Abstract
Using a corpus of seven European national tourism policy documents, this research examined the language used to resolve the apparently conflicting goals of economic growth and social and environmental sustainability. The detailed discourse analysis, using a combination of quantitative and qualitative methods, found wide scale appropriation of the term ‘sustainable’, but no definitions or operationalisation. In fact, there was no acknowledgement that growth and sustainability were conflicting priorities, but ‘sustainable’ was used to give a hint of ecological sustainability, while actually meaning ‘sustained’ in phrases such as ‘sustainable growth’ and ‘sustainable development’. Thus ‘sustainable’ is appropriated to suggest continued growth, rather than reflecting the finite limits of ecological and societal sustainability. Economic goals were portrayed as instrumental to communities’ wellbeing, without evaluation, while environmental sustainability was depicted as instrumental to maintaining tourist demand. A variety of linguistic devices were used to normalise and promote economic growth including up/down metaphors and associating growth with good health and thriving and a lack of growth with poor health and looking for recovery. Countries’ competitive aspirations militate against cooperative action to reduce the environmental damage caused by international tourism. The findings illustrate how language supports neoliberal hegemony, while paying lip-service to sustainability.
Disclosure statement
No potential conflict of interest was reported by the authors.
Additional information
Notes on contributors
Kate Torkington
Kate Torkington is Professora Adjunta at the School of Management, Hospitality and Tourism, University of the Algarve (Portugal) and a researcher at CiTUR—Centre for Tourism research, development and innovation. She has a PhD in Applied Linguistics from Lancaster University (UK). Her current research interests include: discourses of and about tourism; language practices in tourism and migration contexts; place-identities; sustainability practices in tourism; slow tourism and responsibility in tourism.
Davina Stanford
Davina Stanford is Course Director for the Responsible Tourism Management MSc at Leeds Beckett University, Leeds UK. Her research interests include responsible tourist behaviour, destination management and responsible tourism transport in protected areas.
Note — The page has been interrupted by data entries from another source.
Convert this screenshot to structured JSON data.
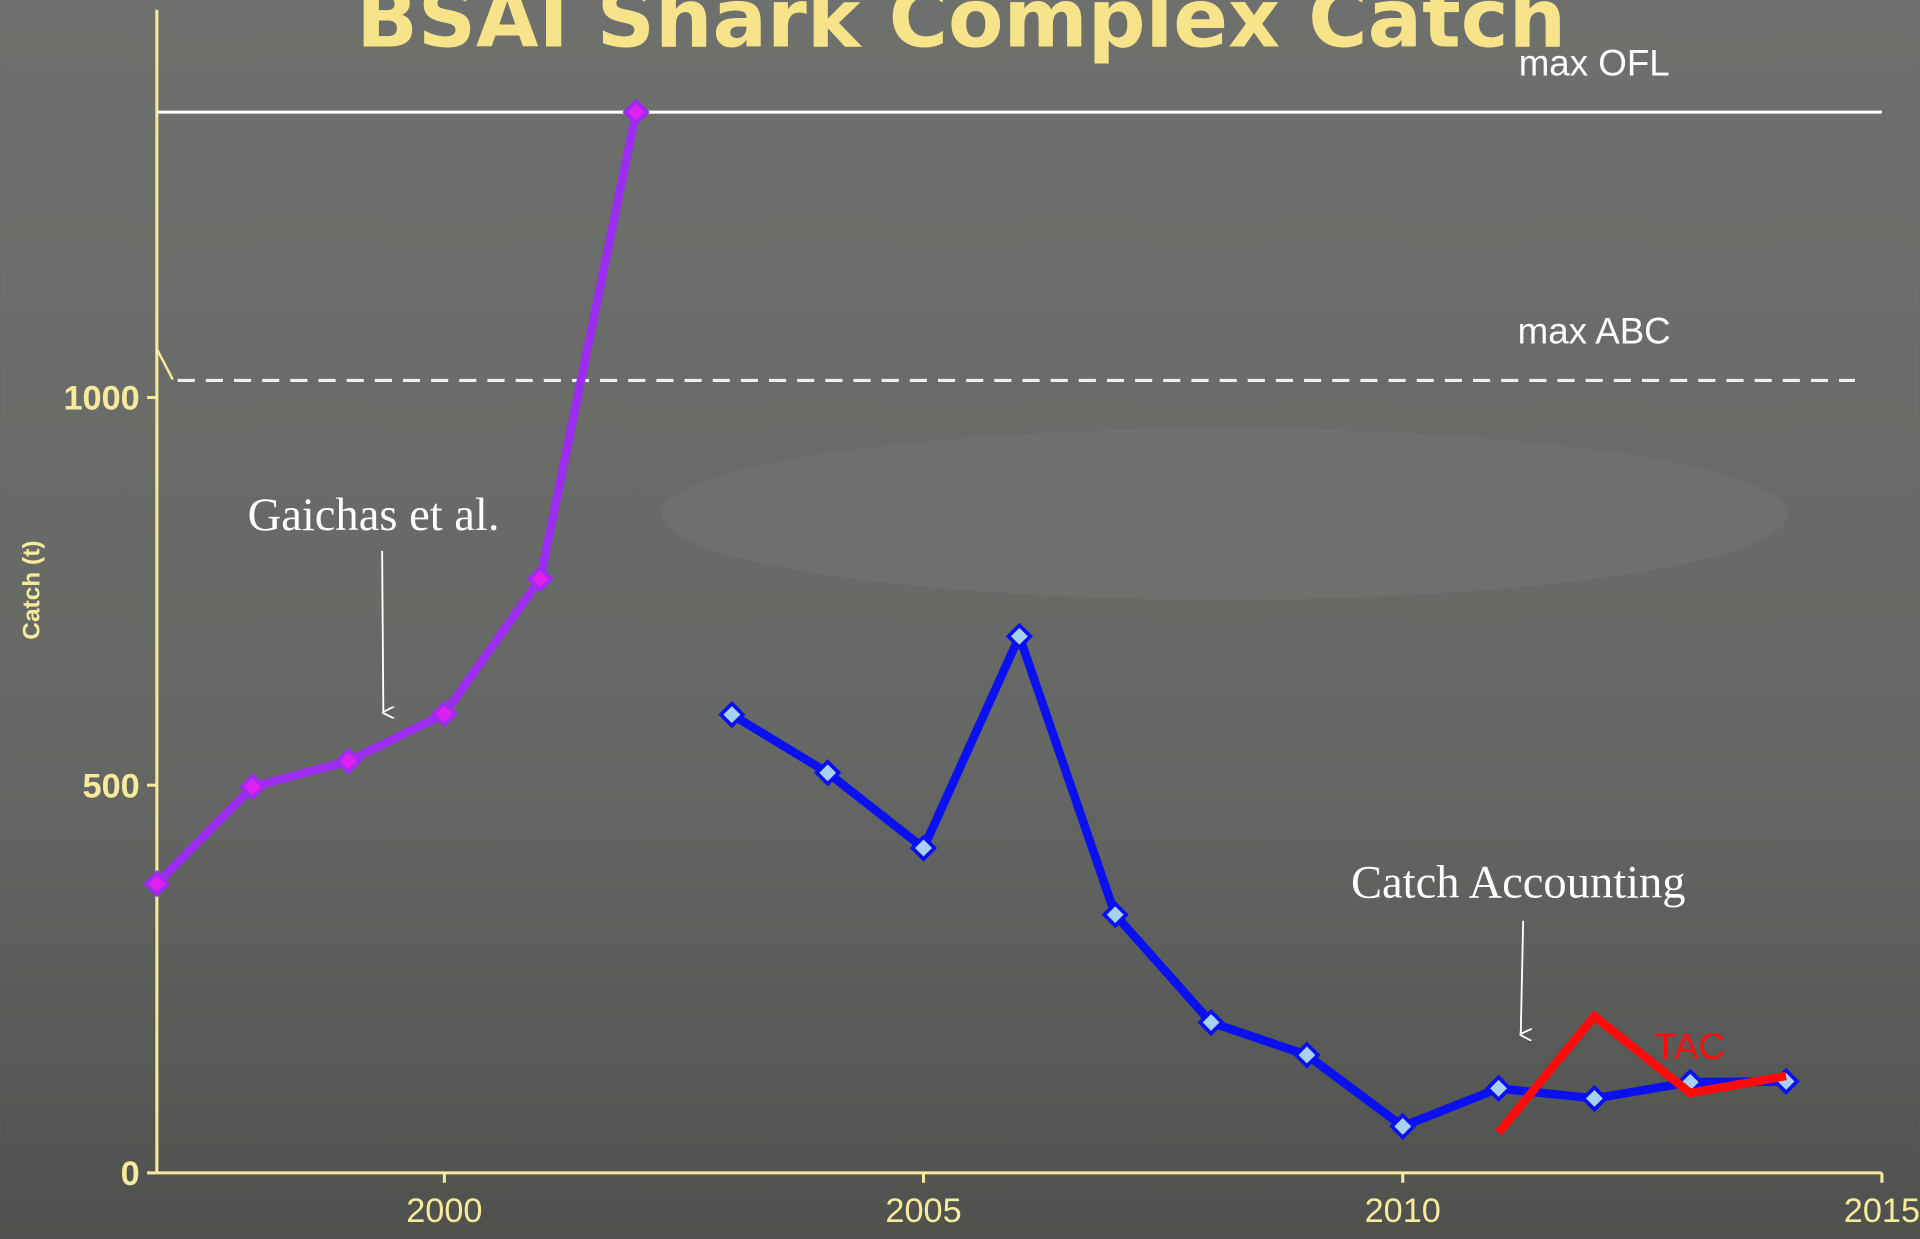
{
  "chart_data": {
    "type": "line",
    "title": "BSAI Shark Complex Catch",
    "y_label": "Catch (t)",
    "xlim": [
      1997,
      2015
    ],
    "xticks": [
      2000,
      2005,
      2010,
      2015
    ],
    "ylim": [
      0,
      1500
    ],
    "yticks": [
      0,
      500,
      1000
    ],
    "series": [
      {
        "color": "#9b2cf0",
        "marker_color": "#e020f0",
        "x": [
          1997,
          1998,
          1999,
          2000,
          2001,
          2002
        ],
        "values": [
          373,
          498,
          531,
          592,
          766,
          1368
        ]
      },
      {
        "color": "#0a10f0",
        "marker_color": "#a8d0f0",
        "x": [
          2003,
          2004,
          2005,
          2006,
          2007,
          2008,
          2009,
          2010,
          2011,
          2012,
          2013,
          2014
        ],
        "values": [
          591,
          516,
          419,
          692,
          333,
          194,
          152,
          60,
          109,
          96,
          117,
          118
        ]
      },
      {
        "name": "TAC",
        "color": "#ff0a0a",
        "x": [
          2011,
          2012,
          2013,
          2014
        ],
        "values": [
          52,
          202,
          103,
          125
        ]
      }
    ],
    "reference_lines": [
      {
        "name": "max OFL",
        "value": 1368,
        "style": "solid"
      },
      {
        "name": "max ABC",
        "value": 1022,
        "style": "dashed"
      }
    ],
    "annotations": [
      "Gaichas et al.",
      "Catch Accounting"
    ]
  }
}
Davina has worked as a tourism consultant for a range of clients, including destination management organisations, local authorities, regional, national and international agencies (e.g. VisitEngland, Natural England, UNEP and UNWTO).
Jo Guiver
Jo Guiver, a senior lecturer at the University of Central Lancashire and research fellow with the Institute of Transport and Tourism has researched and taught tourism for the last 14 years. With a life-long interest in sustainability, she investigated attitudes towards different transport modes, using discourse analysis for her doctoral thesis and since has researched and written about the potential to reduce emissions in rural tourist areas by encouraging modal shift from private to public transport. As Vice President (Research) of the International Tourism Masters Network, she has helped collaborate joint research into slow tourism and sustainability.